Teaching With Tables: A Case Study Investigating Affective and Psychomotor Responses in High School Students and Teachers
School of Education
Doctor of Education (EdD)
attitude, community-building, environment, high school, self-efficacy, tables versus desks
Educational Methods | Other Education
Herndon, Johanna, "Teaching With Tables: A Case Study Investigating Affective and Psychomotor Responses in High School Students and Teachers" (2014). Doctoral Dissertations and Projects. 800.

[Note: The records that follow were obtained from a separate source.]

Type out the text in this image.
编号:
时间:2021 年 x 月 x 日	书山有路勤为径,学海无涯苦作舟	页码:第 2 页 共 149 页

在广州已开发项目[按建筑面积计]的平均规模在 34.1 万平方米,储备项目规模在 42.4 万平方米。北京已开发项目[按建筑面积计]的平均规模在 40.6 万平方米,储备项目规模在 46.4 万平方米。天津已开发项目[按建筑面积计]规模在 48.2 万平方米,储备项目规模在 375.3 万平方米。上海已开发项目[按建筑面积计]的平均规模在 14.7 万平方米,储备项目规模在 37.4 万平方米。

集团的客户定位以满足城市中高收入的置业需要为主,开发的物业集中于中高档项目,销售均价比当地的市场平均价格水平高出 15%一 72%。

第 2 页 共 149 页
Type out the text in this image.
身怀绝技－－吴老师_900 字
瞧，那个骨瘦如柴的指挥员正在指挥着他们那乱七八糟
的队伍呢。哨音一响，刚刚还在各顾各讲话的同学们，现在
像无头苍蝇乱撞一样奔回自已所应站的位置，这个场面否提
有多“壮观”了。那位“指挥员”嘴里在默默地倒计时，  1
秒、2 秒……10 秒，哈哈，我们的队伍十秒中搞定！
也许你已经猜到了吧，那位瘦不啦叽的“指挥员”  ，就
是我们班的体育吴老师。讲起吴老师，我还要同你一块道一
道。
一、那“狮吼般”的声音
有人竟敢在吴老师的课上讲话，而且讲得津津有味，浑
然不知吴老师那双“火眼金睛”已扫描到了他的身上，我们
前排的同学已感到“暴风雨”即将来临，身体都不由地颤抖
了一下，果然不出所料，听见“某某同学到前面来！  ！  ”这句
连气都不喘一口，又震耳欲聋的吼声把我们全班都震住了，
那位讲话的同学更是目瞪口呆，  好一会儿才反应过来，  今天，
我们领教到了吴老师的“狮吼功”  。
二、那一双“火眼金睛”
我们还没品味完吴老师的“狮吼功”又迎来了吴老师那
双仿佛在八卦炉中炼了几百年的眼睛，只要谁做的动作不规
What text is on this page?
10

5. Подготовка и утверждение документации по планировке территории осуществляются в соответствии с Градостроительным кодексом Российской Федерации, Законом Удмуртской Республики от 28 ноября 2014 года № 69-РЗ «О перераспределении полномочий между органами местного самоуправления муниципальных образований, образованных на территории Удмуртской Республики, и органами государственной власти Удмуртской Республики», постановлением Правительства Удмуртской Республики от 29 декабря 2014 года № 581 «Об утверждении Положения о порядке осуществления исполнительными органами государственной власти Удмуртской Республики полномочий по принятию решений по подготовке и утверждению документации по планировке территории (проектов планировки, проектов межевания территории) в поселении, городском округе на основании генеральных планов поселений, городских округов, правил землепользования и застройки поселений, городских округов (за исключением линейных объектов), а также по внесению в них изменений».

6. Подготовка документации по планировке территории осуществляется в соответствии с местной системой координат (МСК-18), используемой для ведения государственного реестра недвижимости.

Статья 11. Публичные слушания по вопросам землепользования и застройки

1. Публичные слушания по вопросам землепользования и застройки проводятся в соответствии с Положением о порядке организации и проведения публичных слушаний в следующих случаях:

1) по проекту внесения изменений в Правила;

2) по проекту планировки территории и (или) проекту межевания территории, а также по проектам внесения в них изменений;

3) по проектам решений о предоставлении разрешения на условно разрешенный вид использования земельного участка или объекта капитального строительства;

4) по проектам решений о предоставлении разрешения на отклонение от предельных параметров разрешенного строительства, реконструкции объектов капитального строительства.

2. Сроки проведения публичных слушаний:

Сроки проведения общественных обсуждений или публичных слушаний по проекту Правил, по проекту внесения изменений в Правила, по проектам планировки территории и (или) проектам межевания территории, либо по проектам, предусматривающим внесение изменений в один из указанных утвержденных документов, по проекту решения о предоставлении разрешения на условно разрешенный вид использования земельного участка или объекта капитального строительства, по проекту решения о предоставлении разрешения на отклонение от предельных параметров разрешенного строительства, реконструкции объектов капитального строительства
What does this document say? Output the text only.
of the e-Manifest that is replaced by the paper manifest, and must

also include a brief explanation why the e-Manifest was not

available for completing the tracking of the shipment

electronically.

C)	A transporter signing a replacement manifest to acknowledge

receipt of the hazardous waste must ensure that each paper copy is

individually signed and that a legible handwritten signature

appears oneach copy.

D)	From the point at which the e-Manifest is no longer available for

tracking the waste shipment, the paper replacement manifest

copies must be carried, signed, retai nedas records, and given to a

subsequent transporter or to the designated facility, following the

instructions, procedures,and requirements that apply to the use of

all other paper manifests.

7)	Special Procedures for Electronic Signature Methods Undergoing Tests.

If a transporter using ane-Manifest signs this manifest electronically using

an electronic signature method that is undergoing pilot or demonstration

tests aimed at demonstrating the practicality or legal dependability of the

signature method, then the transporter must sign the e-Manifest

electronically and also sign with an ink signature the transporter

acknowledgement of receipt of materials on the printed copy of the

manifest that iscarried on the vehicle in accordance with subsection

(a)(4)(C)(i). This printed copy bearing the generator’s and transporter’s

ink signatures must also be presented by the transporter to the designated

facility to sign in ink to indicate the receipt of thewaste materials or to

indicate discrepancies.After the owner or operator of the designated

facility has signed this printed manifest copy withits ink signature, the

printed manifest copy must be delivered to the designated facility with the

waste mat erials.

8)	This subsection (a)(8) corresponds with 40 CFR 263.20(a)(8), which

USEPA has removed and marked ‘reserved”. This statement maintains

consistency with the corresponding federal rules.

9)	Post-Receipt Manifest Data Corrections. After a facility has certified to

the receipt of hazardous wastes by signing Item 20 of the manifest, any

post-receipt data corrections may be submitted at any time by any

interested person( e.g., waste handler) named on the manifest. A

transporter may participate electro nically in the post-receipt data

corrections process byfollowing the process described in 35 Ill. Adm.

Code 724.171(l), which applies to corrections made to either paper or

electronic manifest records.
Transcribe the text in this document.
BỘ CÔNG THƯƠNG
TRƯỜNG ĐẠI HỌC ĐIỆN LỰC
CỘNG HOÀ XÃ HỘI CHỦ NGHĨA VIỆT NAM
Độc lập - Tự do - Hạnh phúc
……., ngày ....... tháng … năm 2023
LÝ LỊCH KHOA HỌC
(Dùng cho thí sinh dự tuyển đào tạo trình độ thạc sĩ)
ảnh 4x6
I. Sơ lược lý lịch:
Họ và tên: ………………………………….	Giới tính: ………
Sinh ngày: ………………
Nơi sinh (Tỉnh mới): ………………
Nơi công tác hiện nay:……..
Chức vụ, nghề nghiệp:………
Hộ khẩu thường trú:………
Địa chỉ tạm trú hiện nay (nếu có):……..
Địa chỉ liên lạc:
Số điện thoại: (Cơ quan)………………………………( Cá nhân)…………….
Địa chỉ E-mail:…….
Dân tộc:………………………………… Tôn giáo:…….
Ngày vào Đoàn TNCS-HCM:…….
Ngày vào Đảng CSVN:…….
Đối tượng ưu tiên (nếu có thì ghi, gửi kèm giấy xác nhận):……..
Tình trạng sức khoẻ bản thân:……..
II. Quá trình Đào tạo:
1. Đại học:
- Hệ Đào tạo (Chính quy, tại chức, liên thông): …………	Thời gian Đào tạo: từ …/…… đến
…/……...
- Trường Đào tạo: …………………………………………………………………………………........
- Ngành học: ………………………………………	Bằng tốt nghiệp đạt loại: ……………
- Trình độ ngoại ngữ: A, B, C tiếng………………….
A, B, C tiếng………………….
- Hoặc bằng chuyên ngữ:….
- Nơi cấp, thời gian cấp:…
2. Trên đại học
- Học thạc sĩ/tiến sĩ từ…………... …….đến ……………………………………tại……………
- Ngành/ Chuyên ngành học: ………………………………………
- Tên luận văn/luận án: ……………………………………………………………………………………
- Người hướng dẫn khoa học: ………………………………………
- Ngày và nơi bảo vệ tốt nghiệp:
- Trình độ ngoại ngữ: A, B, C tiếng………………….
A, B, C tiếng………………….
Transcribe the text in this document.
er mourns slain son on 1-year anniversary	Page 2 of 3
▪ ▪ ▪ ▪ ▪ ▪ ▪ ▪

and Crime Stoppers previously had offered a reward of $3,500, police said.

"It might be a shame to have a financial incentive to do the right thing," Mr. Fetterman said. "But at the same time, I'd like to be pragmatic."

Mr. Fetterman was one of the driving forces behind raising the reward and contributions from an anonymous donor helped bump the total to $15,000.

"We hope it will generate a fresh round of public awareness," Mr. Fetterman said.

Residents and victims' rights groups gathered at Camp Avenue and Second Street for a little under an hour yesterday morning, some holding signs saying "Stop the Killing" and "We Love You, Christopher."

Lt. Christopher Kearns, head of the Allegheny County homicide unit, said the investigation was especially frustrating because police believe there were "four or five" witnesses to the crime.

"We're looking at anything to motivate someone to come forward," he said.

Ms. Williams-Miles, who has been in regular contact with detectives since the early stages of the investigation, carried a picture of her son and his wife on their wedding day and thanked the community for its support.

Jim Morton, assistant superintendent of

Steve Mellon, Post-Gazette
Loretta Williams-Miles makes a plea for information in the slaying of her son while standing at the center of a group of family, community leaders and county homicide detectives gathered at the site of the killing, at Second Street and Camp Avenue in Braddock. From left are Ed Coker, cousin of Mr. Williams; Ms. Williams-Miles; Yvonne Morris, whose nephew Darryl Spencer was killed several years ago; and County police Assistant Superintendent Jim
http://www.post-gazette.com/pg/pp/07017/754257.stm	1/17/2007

This exploratory, collective case study investigated the affective and psychomotor conditions in high school students and teachers when tables and chairs were used in classrooms instead of traditional desks. The experiences of students, teachers, and administrators were examined by investigating attitudes toward the educational process, student and teacher self-efficacy, community-building, and classroom environmental dynamics. Students (n=59) and teachers (n=3) from three classrooms (language arts, math, and social studies) in a Southeastern public high school served as participants. Administrators (n=3) also participated to provide additional perspectives to the study. Data was collected using documents, archival records, interviews, direct and participant observations, and physical artifacts. All data was analyzed in relation to the constructs previously mentioned. Data analysis procedures included pattern matching, explanation building, time-series analysis, logic models, and cross case synthesis. It was found that the decision to use tables exclusively in core classrooms was primarily based on teacher preference and teaching style. Positive implications for table use included increased student self-efficacy, the creation of table communities, and a more pleasing classroom environment; however, detrimental issues related to using tables also arose. A narrative analysis is offered to present additional findings and discuss the results of the study.